Россия нестерпима в том виде, в каком я вижу ее благодаря обстоятельствам. Отец вызывает меня телеграммой.
27 октября
Вернувшись из Чернякова в наше старое гнездо, я нашла письмо от папа. Весь вечер дядя Александр и жена его советовали мне увезти отца в Рим.
– Ты можешь это сделать, – сказала тетя Надя, – сделай это – будет настоящее счастье.
Я отвечала односложно, так как дала себе нечто вроде обещания не говорить об этом ни с кем.
Придя к себе, я сняла один за другим все образа, оправленные в золото и серебро. Я поставлю их в мою образную, там .
28 октября
Я сняла картины так же, как и образа. Говорят, есть одна картина Веронезе, одна Дольчи, я это узнаю в Ницце. Принявшись снимать картины, я захотела увезти с собой все. Дядя Александр казался недовольным, но мне трудно было сделать только первый шаг, а потом я продолжала спокойно.

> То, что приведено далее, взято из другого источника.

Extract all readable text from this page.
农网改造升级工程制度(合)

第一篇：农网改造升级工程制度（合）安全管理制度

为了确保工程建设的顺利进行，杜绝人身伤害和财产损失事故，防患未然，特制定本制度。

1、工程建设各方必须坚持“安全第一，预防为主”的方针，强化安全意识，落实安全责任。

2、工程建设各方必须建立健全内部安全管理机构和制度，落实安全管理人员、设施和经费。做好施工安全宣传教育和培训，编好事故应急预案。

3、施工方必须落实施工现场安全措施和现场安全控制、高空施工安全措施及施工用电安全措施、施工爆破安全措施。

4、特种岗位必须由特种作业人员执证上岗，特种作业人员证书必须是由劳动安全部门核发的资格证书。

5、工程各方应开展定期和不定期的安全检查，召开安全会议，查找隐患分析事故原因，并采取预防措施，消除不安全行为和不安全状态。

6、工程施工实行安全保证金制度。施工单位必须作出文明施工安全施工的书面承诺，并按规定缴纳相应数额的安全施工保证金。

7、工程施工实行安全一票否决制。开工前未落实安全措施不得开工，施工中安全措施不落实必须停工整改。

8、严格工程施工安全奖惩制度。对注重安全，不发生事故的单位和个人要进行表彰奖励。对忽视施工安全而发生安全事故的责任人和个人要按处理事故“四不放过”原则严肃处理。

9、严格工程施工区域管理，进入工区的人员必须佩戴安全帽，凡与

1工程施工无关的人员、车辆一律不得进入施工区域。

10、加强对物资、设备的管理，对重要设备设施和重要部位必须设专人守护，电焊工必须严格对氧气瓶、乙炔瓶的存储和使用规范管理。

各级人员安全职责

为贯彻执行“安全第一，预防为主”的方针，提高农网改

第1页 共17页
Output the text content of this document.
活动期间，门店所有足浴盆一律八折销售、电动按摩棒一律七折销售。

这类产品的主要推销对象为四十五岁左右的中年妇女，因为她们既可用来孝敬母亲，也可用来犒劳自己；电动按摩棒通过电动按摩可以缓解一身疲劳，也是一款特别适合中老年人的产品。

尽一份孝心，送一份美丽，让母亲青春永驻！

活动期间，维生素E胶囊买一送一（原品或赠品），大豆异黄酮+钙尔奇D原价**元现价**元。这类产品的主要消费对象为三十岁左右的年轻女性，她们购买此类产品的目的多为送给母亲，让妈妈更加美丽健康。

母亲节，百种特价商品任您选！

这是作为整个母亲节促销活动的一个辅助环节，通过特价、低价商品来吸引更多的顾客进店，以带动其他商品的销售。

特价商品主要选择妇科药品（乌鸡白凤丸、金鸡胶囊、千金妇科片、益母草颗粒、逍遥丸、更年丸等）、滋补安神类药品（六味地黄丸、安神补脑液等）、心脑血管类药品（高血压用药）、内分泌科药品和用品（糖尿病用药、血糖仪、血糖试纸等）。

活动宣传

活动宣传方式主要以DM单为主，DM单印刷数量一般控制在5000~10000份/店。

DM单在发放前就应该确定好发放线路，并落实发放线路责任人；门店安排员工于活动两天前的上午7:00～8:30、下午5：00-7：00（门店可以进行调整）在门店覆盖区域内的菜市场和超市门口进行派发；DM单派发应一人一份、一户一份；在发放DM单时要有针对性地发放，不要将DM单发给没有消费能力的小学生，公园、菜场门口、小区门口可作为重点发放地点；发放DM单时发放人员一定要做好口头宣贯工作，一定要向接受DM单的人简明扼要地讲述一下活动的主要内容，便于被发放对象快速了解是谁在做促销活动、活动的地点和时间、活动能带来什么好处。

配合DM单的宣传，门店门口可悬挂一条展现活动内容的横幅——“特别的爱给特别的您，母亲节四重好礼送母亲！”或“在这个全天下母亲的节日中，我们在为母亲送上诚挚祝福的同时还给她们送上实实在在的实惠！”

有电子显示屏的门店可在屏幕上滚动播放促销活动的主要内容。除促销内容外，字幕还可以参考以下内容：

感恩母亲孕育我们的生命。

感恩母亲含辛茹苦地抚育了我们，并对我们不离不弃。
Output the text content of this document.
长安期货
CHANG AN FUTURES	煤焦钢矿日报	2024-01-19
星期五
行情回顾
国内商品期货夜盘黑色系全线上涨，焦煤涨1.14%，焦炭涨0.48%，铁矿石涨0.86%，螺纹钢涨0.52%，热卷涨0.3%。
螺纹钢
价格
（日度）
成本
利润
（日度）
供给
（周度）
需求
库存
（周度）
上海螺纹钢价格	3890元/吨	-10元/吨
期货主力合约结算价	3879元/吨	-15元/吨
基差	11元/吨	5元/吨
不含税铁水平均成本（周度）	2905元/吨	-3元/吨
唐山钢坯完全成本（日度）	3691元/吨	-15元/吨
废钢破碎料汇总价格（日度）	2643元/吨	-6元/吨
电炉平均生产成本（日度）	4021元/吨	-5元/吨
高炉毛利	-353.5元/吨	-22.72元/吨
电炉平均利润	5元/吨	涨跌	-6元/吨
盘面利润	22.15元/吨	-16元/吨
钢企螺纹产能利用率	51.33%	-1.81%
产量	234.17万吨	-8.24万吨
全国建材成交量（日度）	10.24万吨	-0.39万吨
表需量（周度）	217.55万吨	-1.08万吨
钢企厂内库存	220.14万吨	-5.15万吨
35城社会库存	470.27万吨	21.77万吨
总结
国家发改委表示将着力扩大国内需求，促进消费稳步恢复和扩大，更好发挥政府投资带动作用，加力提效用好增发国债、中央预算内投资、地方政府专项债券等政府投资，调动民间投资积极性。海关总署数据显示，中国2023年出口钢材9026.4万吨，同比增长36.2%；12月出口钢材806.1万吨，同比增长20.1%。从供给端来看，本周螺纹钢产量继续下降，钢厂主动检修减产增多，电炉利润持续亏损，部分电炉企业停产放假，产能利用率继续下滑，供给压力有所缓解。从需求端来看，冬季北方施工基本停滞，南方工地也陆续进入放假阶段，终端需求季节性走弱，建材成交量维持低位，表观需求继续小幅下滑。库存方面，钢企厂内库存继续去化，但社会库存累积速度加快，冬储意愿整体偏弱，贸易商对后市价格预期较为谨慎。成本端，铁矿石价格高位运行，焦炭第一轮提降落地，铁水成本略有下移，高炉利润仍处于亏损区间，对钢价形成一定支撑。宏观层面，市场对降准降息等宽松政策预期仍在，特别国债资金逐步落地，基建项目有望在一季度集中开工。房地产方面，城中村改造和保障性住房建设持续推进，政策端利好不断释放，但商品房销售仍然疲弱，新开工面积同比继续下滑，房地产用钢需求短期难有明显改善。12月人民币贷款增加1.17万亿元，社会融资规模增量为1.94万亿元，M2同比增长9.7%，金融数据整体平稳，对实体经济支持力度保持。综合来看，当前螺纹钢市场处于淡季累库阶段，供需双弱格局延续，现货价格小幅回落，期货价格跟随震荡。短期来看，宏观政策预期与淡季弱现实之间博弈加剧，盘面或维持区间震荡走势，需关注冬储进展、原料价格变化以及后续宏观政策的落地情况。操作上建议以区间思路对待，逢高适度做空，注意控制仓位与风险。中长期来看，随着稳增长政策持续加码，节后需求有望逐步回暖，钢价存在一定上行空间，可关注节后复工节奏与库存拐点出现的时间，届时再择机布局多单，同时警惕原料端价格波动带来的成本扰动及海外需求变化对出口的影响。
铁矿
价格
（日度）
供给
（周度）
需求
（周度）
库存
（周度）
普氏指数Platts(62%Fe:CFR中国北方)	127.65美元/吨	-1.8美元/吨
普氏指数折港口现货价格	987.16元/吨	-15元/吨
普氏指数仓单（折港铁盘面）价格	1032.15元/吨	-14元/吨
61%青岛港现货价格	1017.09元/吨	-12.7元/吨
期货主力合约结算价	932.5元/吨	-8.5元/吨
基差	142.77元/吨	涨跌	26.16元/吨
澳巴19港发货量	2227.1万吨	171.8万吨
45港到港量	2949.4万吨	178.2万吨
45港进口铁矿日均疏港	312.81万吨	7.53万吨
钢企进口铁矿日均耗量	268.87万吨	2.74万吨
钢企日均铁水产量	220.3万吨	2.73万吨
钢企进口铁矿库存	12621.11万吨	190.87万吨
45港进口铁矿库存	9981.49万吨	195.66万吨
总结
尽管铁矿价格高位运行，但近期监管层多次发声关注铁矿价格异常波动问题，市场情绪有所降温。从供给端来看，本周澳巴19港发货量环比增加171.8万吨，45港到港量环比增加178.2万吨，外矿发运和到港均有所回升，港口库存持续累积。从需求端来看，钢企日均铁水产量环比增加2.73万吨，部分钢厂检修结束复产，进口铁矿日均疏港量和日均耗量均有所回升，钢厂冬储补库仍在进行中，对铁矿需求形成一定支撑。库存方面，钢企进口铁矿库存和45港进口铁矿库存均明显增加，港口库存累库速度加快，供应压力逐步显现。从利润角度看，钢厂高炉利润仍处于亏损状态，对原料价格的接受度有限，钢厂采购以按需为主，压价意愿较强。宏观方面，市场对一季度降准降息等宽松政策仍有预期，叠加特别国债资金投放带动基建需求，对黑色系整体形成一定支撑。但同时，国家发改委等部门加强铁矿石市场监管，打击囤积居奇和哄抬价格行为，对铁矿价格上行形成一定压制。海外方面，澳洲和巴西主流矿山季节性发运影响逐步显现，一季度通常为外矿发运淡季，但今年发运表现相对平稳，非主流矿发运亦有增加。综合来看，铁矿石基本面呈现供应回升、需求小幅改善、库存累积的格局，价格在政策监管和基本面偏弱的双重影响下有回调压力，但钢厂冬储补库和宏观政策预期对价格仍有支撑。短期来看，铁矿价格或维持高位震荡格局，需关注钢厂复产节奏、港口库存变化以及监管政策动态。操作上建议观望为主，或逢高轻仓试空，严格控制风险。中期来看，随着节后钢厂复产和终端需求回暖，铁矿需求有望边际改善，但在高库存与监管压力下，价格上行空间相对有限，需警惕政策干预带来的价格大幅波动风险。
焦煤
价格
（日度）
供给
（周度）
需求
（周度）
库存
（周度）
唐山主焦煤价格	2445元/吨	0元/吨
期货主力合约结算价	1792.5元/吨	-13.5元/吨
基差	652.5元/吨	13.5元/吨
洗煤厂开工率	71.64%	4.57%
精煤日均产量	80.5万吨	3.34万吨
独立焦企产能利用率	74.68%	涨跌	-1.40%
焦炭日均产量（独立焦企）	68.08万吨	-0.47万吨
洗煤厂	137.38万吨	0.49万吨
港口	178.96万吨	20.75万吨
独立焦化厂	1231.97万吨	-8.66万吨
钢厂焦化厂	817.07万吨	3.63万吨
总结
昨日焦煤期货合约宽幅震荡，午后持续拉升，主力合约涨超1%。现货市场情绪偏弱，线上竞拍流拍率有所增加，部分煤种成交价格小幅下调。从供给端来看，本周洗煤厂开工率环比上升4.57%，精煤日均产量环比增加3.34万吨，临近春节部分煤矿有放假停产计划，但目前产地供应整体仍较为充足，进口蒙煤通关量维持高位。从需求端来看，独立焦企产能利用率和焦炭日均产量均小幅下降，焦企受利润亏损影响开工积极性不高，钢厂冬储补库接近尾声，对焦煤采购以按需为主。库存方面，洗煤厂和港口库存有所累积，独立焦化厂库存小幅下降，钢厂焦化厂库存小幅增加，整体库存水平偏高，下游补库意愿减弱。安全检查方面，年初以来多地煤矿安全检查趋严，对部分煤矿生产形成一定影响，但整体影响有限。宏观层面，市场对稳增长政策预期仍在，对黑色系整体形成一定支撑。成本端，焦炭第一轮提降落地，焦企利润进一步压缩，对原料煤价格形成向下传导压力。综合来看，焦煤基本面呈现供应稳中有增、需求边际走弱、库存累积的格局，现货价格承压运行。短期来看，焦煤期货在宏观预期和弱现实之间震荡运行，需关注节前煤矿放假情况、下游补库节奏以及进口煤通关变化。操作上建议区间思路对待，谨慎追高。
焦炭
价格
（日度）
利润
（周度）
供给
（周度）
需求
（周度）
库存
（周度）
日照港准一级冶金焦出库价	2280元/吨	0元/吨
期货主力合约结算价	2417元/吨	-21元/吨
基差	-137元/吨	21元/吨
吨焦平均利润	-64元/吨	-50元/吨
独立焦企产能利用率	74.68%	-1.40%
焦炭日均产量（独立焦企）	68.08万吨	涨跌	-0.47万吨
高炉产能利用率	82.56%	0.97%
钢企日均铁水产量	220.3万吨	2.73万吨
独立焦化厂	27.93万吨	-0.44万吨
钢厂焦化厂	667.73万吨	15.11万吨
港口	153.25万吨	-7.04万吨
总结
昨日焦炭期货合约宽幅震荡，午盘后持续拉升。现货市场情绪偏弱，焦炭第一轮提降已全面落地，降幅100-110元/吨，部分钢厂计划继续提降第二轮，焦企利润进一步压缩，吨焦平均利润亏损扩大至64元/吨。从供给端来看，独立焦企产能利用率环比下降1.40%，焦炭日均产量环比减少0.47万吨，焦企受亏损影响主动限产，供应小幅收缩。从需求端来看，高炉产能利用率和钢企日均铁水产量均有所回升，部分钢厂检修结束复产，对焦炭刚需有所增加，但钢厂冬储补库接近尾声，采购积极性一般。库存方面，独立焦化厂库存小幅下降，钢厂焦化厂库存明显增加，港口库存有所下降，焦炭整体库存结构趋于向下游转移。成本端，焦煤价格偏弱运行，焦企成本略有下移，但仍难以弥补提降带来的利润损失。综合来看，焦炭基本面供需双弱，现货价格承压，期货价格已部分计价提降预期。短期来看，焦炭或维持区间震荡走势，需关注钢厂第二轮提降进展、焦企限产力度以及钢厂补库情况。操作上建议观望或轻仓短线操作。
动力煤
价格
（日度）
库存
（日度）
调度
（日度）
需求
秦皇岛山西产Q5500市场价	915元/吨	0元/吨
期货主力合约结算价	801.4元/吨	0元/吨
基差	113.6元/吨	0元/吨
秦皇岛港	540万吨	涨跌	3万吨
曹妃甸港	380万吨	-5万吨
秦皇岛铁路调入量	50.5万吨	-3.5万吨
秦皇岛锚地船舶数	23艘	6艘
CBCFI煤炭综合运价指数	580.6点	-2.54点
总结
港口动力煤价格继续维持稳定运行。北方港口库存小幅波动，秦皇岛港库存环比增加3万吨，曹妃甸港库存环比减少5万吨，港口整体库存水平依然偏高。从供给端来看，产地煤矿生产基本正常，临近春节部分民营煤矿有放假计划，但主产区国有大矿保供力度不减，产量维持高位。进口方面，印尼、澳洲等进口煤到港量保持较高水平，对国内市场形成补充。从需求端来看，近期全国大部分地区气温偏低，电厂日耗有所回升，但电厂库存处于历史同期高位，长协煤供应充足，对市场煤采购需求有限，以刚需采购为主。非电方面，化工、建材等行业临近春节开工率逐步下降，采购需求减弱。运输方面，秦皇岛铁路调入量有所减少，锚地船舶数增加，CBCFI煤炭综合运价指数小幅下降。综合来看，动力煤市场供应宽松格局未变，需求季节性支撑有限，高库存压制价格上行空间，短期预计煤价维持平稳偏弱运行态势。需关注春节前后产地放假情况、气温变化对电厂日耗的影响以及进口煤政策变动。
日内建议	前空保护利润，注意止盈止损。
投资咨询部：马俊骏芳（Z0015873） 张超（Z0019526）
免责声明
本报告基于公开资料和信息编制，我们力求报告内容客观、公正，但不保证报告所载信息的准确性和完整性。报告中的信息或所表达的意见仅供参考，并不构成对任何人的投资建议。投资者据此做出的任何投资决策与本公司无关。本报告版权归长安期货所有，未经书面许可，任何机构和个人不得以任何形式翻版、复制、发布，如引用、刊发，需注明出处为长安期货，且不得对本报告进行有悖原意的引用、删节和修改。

Тетя Надя попечительница соседних школ. Она с удивительной энергией взялась за дело просвещения здешних крестьян.
Сегодня утром я вместе с тетей Надей побывала в ее школе, а потом разбирала старые платья и раздавала их направо и налево. Явилась целая толпа женщин, надо было дать что-нибудь каждой.
Вероятно, я больше никогда не увижу Черняковки. Я долго бродила из комнаты в комнату, и это мне было очень приятно. Обыкновенно смеются над людьми, для которых мебель, картины составляют приятные воспоминания, так что они приветствуют их и видят друзей в этих кусочках дерева и материи, которые, послужив вам, приобретают частицу вашей жизни и кажутся вам частью вашего существования. Смейтесь! Самые нежные чувства всего легче обратить в смешное; а где царствует насмешка, там нет места нежным чувствам.
1 ноября
Когда Поль вышел, я осталась наедине с этим честным и чудесным существом, которого зовут Пашей.
– Так я вам все еще нравлюсь?
– Ах, Муся, как мне говорить об этом с вами?
– Очень просто. К чему молчать? Почему не быть прямым и откровенным? Я не буду смеяться, когда я смеюсь, это нервы, и ничего больше. Так я вам больше не нравлюсь?
– Почему?
– Потому, потому что… Я сама не знаю.
– В этом нельзя отдать себе отчета.
– Если я вам не нравлюсь, вы можете это сказать – вы достаточно для того откровенны, а я достаточно равнодушна. Скажите, что именно – нос? Или глаза?
– Видно, что вы никогда не любили.
– Почему?
– Потому что с той минуты, когда начинаешь разбирать черты, когда нос находишь лучше глаз, а глаза лучше рта… это значит, что уже больше не любишь.
– Это совершенно верно. Кто вам это сказал?
– Никто.
– Улисс?
– Нет, – сказал он, – я не знаю, что в вас мне нравится… Скажу вам откровенно: ваш вид, ваши манеры, особенно ваш характер.
– Что же, у меня хороший характер?
– Да, если бы вы только не играли комедии, чего невозможно делать всегда.
– И это правда… А мое лицо?
– Есть красота, которую называют классической.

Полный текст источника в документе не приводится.